Tom Chatfield is frustrated by the “qwerty phenomenon,” wherein, having found a keyboard “design that largely fitted our early needs, we gave up on alternatives”:
The 27 bones, over 60 muscles and tendons, and three nerves of the human hand are sensitive to minute variations in pressure, velocity, position, temperature and texture. They are effortlessly able to execute three-dimensional manoeuvres while sensing and responding to all of these. Yet, in computing terms, all this incredible bandwidth is usually funnelled into tapping on keys able to recognise only two information states – on and off. Even the most advanced touchscreen is barely able to register five fingers’ worth of contact points on its textureless, depthless surface.

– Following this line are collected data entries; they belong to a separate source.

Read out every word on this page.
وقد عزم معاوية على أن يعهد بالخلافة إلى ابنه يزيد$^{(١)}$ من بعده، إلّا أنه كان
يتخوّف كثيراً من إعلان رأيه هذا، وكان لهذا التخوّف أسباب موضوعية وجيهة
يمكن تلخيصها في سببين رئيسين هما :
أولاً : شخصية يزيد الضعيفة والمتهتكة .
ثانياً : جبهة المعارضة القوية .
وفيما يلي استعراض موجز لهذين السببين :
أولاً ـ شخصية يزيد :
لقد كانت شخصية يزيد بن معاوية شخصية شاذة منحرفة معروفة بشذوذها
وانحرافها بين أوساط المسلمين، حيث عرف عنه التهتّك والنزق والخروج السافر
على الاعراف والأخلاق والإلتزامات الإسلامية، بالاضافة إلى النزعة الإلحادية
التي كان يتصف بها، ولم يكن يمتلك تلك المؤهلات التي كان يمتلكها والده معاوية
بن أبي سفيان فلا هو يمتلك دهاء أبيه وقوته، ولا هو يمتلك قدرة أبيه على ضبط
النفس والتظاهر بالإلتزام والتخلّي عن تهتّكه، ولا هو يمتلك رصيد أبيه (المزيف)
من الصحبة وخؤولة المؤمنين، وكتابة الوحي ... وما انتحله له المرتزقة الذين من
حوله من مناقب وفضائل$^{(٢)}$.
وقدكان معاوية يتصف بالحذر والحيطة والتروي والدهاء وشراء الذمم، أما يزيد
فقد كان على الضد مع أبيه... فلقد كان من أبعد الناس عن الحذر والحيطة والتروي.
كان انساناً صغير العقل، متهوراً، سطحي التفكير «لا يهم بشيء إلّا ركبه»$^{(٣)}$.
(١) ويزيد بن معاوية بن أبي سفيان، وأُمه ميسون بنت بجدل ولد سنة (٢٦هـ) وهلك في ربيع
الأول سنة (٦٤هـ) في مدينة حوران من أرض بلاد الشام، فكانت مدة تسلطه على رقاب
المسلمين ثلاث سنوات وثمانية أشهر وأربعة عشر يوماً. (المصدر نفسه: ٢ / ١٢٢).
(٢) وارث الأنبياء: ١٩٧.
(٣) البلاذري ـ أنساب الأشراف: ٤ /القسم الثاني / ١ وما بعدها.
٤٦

He caught a glimpse of the future when he encountered a new musical instrument, the Seaboard (seen above):
For someone who has played the piano for twenty-five years, the Seaboard was an exquisitely bizarre encounter. A sleek black piano keyboard with a ribbed and rubberized surface, it looked like a silicon mould for making music-themed desserts – and felt, when I was graciously allowed to sit down and play, like massaging a giant bag of jelly sweets. Digging my fingers into the (startlingly robust) keys mixed familiarity with sudden ineptness. Onto the concept of a piano had been grafted several entirely new layers of physical interaction.
What was truly remarkable was the degree of control on offer. According to London-based manufacturers ROLI, the “soft threedimensional surface that enables unprecedented realtime, intuitive control of the fundamental characteristics of sound: pitch, volume, and timbre”.